While React is greatly optimized to manage these updates, it might take a while to create these snapshots under certain circumstances, making the UI updates feel "slow" or "laggy". This is where useMemo() and useCallback() come into play.
useMemo() hook
useMemo() allows us to "memorize" a value between renders. This can be helpful when we have heavy computations to make or when we need to preserve references between renders.
Case 1: Heavy computations
Let's suppose we create a tool that returns the fibonacci sequence up to a given number. We need to perform the calculations sometimes (when user changes the input) but not on every render.
const fibonacciSuite = React.useMemo(() => {
return getFibonacciSuiteNumbers(selectedNum);
}, [selectedNum]);
useMemo takes two arguments:
- A block of work to be executed, wrapped as a function.
- A list of dependencies.
React checks if any dependency has changed. If so, it re-runs the function. Otherwise, it reuses the previously calculated value. This is known as memoization.
Case 2: Preserving references
In JavaScript, every time React re-renders, a new array is created. Two arrays can be equivalent in value but reference different objects:
const a = [1, 2, 3];
const b = [1, 2, 3];
console.log(a === b); // false — same values, different references
We can solve this with useMemo:
const cards = React.useMemo(() => {
return [
{ cardId: 0, cardContent: 'I am a card' },
{ cardId: 1, cardContent: cardText },
];
}, [cardText]);
useCallback() hook
useCallback() is the same exact thing as useMemo(), but for functions instead of arrays/objects. Functions are also compared by reference — a function defined within a component is replaced on every single render.

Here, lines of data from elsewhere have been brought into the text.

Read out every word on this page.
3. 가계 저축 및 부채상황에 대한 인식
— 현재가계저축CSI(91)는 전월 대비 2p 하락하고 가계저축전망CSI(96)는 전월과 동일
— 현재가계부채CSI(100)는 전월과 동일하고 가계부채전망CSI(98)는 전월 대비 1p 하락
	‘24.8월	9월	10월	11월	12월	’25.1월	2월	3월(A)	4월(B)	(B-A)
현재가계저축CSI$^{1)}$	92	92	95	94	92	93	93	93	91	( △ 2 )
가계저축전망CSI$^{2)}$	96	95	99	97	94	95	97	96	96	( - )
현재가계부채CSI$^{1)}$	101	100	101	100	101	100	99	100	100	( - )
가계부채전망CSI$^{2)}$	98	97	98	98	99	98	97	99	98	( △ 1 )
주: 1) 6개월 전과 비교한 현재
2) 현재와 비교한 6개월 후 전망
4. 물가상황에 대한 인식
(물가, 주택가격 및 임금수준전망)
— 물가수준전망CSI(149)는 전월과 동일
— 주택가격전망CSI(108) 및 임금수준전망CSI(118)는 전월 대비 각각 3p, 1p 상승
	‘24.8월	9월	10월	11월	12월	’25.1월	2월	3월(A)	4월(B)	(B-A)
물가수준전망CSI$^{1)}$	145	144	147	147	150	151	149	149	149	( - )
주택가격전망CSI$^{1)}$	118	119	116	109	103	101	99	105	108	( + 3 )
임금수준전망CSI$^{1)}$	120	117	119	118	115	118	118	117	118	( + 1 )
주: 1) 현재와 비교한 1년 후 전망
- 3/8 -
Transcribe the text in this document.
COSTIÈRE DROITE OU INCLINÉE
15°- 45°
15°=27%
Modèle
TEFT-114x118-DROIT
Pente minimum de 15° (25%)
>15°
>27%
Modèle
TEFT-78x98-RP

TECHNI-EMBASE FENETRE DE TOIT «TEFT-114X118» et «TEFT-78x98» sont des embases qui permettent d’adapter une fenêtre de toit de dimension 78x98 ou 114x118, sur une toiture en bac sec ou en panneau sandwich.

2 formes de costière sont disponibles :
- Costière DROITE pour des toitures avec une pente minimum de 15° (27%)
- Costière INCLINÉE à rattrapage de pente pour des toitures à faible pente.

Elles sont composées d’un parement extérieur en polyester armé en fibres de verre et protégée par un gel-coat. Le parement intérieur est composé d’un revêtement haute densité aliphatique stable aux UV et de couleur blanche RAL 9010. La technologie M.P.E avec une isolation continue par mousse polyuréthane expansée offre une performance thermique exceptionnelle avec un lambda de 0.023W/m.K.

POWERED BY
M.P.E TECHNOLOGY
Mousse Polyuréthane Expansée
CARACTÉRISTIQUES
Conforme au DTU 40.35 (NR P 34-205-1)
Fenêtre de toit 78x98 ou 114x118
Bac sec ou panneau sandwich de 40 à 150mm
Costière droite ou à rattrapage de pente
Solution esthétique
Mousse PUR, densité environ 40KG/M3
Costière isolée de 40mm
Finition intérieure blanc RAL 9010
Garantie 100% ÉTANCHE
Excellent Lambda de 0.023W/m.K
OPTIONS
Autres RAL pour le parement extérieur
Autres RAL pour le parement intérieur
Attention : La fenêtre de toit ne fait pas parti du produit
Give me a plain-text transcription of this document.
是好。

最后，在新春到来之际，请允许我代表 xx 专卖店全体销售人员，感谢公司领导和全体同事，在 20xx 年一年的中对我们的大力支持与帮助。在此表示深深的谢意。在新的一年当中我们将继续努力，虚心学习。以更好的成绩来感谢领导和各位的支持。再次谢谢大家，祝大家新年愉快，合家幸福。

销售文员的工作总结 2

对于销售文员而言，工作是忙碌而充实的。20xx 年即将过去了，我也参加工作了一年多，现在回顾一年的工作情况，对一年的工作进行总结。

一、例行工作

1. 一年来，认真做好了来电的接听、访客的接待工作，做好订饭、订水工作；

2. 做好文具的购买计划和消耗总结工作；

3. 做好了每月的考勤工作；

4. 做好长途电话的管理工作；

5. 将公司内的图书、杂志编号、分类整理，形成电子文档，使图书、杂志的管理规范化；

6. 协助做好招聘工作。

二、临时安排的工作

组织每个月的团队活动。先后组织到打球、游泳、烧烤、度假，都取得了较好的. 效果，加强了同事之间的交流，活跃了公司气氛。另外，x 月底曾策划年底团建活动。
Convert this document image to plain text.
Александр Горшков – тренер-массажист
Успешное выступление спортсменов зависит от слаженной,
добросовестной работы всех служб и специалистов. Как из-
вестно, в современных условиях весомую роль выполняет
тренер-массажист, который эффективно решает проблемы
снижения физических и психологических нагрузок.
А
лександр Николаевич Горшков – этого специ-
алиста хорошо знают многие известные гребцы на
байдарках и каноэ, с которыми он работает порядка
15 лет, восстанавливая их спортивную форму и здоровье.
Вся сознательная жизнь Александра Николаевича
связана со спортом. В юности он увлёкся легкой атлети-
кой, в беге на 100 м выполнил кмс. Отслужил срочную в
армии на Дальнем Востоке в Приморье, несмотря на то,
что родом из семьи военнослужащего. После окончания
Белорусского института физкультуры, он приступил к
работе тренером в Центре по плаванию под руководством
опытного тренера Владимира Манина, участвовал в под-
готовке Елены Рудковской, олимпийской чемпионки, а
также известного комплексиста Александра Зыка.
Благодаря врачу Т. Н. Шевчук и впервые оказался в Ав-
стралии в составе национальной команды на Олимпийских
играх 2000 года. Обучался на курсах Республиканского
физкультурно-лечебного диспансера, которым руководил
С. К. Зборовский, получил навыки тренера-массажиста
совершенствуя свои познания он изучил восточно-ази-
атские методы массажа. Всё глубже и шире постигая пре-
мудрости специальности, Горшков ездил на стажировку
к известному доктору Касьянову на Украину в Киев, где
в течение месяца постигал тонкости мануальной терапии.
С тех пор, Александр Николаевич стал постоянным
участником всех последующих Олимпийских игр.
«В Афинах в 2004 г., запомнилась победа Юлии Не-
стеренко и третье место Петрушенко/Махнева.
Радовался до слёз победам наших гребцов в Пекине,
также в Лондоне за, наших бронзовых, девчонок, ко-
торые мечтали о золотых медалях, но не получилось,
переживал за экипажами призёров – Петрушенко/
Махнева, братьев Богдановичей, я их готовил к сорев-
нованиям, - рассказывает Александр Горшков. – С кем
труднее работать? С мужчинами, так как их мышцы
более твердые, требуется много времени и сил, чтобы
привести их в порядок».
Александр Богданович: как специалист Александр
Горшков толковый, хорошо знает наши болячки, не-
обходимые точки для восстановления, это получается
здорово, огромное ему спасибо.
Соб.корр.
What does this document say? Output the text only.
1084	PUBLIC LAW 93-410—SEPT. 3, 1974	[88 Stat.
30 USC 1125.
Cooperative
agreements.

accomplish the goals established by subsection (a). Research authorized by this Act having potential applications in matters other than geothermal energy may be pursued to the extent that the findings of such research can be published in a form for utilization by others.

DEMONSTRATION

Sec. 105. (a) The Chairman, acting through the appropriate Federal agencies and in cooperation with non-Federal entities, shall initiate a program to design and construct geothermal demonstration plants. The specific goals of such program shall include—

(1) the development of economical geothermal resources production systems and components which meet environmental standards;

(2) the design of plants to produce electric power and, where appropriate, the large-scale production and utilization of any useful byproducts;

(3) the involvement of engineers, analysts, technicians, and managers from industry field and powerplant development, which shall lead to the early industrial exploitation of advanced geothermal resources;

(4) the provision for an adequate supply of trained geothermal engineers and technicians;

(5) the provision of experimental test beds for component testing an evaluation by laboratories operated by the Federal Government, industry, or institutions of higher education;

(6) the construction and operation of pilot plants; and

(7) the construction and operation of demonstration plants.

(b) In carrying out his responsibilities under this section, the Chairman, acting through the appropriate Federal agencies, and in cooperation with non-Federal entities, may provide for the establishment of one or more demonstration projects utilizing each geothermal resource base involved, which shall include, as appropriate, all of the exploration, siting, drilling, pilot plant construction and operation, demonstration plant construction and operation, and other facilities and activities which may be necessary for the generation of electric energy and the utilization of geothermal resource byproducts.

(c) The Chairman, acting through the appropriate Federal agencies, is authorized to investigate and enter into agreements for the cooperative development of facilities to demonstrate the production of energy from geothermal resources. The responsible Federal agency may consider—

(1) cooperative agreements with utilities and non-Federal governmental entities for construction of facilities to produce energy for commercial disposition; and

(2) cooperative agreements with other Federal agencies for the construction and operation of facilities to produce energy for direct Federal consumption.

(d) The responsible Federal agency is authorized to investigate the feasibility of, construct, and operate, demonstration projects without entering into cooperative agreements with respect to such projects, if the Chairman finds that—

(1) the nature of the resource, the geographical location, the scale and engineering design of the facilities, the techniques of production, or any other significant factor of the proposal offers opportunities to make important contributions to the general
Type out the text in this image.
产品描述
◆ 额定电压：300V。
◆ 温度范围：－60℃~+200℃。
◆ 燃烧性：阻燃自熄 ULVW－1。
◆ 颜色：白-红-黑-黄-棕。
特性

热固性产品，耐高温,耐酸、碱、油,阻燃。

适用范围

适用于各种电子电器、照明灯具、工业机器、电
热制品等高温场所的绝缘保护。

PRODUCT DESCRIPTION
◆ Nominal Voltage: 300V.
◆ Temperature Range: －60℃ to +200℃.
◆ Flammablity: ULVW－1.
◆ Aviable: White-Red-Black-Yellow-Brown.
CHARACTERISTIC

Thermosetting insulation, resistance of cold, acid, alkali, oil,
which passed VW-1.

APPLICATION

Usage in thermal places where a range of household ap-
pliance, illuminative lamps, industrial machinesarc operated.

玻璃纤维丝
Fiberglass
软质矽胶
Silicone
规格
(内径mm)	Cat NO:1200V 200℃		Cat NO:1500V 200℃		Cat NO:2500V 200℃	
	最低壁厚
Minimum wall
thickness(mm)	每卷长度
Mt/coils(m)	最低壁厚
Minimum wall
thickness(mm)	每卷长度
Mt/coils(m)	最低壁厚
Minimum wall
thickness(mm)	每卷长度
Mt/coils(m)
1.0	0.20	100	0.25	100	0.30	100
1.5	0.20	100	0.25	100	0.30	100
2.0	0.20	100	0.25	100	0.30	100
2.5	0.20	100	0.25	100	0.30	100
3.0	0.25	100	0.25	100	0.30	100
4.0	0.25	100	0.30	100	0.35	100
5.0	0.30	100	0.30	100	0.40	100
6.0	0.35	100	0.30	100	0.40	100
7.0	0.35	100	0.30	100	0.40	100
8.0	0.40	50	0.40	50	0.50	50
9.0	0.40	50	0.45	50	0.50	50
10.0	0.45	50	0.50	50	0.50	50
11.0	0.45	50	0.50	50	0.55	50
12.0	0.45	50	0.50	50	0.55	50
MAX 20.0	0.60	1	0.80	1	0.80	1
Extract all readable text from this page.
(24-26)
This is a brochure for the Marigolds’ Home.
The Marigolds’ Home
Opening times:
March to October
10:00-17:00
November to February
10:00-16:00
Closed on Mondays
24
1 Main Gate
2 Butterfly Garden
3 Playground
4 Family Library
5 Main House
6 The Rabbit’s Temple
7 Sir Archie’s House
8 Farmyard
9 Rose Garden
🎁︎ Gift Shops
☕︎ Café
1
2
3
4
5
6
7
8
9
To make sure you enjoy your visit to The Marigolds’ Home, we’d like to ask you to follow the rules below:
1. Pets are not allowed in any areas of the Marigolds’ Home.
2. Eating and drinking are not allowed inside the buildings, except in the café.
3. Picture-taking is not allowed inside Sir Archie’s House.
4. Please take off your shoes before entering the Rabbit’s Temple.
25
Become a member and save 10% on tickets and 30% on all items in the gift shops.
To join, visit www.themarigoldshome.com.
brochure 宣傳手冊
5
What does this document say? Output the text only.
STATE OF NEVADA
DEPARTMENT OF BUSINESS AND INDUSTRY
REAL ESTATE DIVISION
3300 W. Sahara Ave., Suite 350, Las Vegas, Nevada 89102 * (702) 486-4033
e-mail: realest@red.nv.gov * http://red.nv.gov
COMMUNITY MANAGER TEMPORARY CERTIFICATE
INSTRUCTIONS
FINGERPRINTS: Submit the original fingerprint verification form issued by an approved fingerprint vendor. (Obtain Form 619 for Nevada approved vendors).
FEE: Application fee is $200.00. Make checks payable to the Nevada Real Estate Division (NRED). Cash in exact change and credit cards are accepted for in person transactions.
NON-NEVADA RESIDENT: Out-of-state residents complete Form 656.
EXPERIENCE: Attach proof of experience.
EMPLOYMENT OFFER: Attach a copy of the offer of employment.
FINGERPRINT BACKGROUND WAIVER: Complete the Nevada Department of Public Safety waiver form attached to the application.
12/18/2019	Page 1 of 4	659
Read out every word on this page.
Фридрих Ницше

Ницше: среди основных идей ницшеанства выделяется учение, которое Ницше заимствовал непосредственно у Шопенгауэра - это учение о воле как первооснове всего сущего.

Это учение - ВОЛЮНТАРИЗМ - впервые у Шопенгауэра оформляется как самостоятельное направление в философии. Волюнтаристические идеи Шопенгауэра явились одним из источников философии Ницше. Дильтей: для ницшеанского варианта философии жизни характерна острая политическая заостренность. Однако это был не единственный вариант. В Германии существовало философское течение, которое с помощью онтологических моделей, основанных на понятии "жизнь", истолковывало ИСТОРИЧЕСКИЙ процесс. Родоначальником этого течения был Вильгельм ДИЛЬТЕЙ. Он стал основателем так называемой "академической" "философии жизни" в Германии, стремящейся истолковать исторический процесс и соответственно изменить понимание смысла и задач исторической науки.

The following two examples have the same result:
React.useCallback(function helloWorld() {}, []);
// is the same as
React.useMemo(() => function helloWorld() {}, []);
useCallback is syntactic sugar — it exists to make our lives easier when memoizing functions.
When should I use them?
The best moment to use these hooks is when you really have issues with performance. When you notice your app is getting sluggish, use the React profiler to narrow the issue.
Here are some scenarios where I use these hooks without hesitation:
Context providers
const AuthContext = React.createContext({});
function AuthProvider({ user, status, children }) {
const memoizedAuthState = React.useMemo(() => {
return { user, status };
}, [user, status]);
return (
<AuthContext.Provider value={memoizedAuthState}>
{children}
</AuthContext.Provider>
);
}
Since this context might be consumed by many pure components, useMemo prevents unnecessary re-renders whenever AuthProvider's parent re-renders.